Telah membuatku lelah, kemurahan hati yang tak pernah beku

Ayo menangislah, hujan gerimis untukmu, Shakhr

Mari menangislah untuk sang pemberani dan rupawan

Ayo menangislah untuk pemuda yang menjadi pimpinan berpedang panjang

Di hari yang sangat kelabu, masih begitu mudah memimpin keluarga.

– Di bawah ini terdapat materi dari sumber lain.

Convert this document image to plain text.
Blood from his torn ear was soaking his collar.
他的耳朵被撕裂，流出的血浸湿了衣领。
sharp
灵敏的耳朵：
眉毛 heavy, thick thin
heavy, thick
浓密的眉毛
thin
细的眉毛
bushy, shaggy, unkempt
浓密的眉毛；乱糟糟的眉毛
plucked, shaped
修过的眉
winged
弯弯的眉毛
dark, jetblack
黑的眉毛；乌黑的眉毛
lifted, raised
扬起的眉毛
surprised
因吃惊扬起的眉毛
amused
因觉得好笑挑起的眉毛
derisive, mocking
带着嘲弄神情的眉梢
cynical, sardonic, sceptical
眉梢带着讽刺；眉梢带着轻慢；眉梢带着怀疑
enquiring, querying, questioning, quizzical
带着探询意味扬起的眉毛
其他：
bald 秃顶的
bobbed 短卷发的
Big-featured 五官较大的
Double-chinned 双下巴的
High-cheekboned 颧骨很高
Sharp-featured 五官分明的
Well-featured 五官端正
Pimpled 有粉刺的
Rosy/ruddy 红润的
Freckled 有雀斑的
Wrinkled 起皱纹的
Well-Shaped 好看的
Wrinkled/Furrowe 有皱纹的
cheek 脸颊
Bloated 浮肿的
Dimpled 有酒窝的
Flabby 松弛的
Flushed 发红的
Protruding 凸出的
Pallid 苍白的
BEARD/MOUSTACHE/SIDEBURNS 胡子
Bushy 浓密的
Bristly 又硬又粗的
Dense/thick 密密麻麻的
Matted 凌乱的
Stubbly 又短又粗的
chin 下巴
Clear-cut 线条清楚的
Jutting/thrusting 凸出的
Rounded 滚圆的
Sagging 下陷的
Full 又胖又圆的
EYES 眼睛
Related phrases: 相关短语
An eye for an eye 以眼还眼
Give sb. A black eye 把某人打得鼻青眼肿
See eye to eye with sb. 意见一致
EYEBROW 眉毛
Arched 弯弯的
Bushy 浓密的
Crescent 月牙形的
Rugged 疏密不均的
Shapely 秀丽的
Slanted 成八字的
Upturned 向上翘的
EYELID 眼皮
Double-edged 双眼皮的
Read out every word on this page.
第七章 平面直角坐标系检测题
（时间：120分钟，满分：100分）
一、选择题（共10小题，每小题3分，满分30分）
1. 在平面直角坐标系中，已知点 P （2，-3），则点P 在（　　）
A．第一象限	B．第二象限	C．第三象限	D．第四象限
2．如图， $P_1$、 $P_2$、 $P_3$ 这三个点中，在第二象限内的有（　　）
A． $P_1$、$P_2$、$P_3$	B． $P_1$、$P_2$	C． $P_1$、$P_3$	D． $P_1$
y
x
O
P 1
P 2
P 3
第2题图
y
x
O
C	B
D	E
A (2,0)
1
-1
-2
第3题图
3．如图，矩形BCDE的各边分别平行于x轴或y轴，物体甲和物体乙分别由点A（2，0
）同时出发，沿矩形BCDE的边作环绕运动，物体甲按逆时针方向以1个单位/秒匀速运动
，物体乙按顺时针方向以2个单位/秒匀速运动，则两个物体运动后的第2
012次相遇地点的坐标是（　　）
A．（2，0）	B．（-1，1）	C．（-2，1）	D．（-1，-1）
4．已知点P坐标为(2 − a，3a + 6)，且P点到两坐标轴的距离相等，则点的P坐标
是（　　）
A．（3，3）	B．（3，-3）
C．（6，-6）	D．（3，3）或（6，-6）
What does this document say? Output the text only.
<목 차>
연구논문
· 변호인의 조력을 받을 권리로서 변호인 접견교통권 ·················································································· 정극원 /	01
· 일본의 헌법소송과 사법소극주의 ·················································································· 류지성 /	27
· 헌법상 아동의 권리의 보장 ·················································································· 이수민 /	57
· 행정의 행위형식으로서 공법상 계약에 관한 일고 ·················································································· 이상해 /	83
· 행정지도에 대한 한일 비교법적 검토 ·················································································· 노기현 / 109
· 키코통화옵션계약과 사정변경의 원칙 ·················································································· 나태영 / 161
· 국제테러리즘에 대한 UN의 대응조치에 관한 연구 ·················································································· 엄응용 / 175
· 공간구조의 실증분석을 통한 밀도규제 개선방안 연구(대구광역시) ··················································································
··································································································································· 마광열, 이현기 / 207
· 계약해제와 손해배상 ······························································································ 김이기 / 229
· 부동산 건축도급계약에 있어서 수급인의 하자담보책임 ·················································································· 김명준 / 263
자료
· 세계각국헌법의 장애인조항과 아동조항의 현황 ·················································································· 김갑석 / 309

Syair-syairnya tidak lebih dari dua atau tiga bait, namun di dalamnya terkandung makna yang dapat membangkitkan jiwa seseorang, sehingga Rasulullah Saw memanggil dan memintanya untuk menambah bait-bait syairnya. “Tambah lagi, ya khannas!”, pinta Rasulullah SAW kepada Khansa. Dengan ungkapan inilah Nabi Muhammad memanggil Khansa agar menambahkan syairnya.

Selain itu, Al-khansa juga memiliki keistimewaan lain, yakni jiwa kepemimpinan. Hal tersebut tampak pada dua peristiwa. Pertama; ketika Khansa menasehati ke empat orang putranya yang hendak perang berjihad di jalan Allah.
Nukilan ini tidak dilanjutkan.